What is a person? Just something that wants. Something that wants as much as it can get.
...I was going to go with 'a miserable pile of secrets' myself, but whatever floats your boat.
Both House Liao sourcebooks spell it out pretty clearly. Initially as a young Capellan, becoming a Citizen requires a service to the State, your community. A simple example given would be joining the Capellan Star Scouts. Other similar options are likely volunteering to clean streets and public buildings, caretaking local libraries, helping out at the local retirement home, producing a mural exalting the Confederation, or other such acts of merit. All of these are extremely simple tasks I wouldn't consider beyond the capabilities of any motivated individual.
And yet, spelled out pretty clearly by both House Liao sourcebooks, the servitor caste is the largest caste in the Confederation by a comfortable margin.
Either there are a hell of a lot of lazy and unmotivated individuals out there, or things aren't quite as rosy as you make them sound...
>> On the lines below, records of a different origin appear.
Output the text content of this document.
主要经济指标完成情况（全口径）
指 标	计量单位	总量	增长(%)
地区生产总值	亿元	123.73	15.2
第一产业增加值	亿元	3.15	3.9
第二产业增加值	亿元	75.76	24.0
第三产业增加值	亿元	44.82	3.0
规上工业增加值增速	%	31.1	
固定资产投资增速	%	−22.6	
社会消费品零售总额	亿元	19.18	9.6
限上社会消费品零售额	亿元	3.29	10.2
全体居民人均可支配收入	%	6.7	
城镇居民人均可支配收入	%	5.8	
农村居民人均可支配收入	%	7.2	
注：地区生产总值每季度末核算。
I think you completely missed the point. Citizenship is about living for a higher purpose than yourself.
And that purpose
is the state.That's the major issue, I think. I fully approve of living for higher purposes. It is merely the case that the Confederation decides what that purpose is and tells you what it will be.
If the CC were "misunderstood", it would be doing whatever it is they do in a manner that looks disgusting, but actually helping. Instead, the CC reminds me of the kids that would make every effort to rub others' noses in it while they had power, but calling for the teacher the moment that power shifts.
*shrug* Pretty much.
I don't see how that's possible, when the most power the Confederation ever had over other nations was to have its leader be nominally in charge of a completely throw away international body with no real power which existed for a purpose it fulfilled under his watch. Sounds pretty straight to me.
I wonder how many non-Capellans would agree with that assessment of the Star League.